The Independent Municipal and Allied Trade Union (IMATU) is calling for interest rate cuts ahead of the Monetary Policy Committee’s decision this Thursday.

IMATU has submitted a motivation for the lowering of interest rates to South African Reserve Bank (SARB) Governor, Mr Lesetja Kganyago. IMATU believes that an opportunity exists for the Reserve Bank to simultaneously fulfil its inflation targeting mandate and lower interest rates. Consumer Price Inflation (CPI) is presently recorded at 4.1%, falling below the mid-point of the South African Reserve Bank’s inflation target range of 3% to 6%. Based on the Bank’s own forecasts, headline inflation is expected to remain below 5% this year, with annual CPI calculated at 4.8%.
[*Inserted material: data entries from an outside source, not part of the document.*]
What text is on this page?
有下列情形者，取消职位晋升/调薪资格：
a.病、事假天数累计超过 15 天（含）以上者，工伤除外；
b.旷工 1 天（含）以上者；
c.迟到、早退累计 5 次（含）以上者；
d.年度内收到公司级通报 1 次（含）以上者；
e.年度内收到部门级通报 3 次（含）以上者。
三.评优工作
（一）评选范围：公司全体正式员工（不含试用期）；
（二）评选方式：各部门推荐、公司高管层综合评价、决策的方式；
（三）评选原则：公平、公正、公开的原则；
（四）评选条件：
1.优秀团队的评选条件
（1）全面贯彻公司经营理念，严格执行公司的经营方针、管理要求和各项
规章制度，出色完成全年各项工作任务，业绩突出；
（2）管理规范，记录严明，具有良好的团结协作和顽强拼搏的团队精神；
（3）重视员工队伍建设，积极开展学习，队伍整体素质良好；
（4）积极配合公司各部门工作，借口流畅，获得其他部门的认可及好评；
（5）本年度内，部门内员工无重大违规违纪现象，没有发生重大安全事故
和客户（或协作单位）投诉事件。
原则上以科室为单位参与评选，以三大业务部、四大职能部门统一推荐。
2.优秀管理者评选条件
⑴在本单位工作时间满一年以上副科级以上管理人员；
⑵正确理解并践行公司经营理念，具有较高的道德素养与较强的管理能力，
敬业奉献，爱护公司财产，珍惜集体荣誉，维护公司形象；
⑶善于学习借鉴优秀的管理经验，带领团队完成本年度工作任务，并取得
“While we acknowledge the Monetary Policy Committee’s mandate to manage inflationary increases, we remain concerned about our country’s poor domestic growth forecasts and escalating unemployment figures. Many of our members and South African consumers are cash-strapped, financially burdened and indebted. A decision to decrease interest rates will not risk a breach of the target range, to the contrary, lower interest rates will result in increased disposable income, promoting growth through enhanced household spending capacity,” explained IMATU General Secretary, Johan Koen.

 IMATU has urged the Governor to lower interest rates in order to promote growth and simulate consumer spending.

High unemployment, low economic growth and overstretched consumers necessitate the need to provide financial relief where possible. IMATU believes that further interest rate increases coupled with increases in electricity tariffs, fuel, food and transport costs will place unbearable financial pressure on consumers.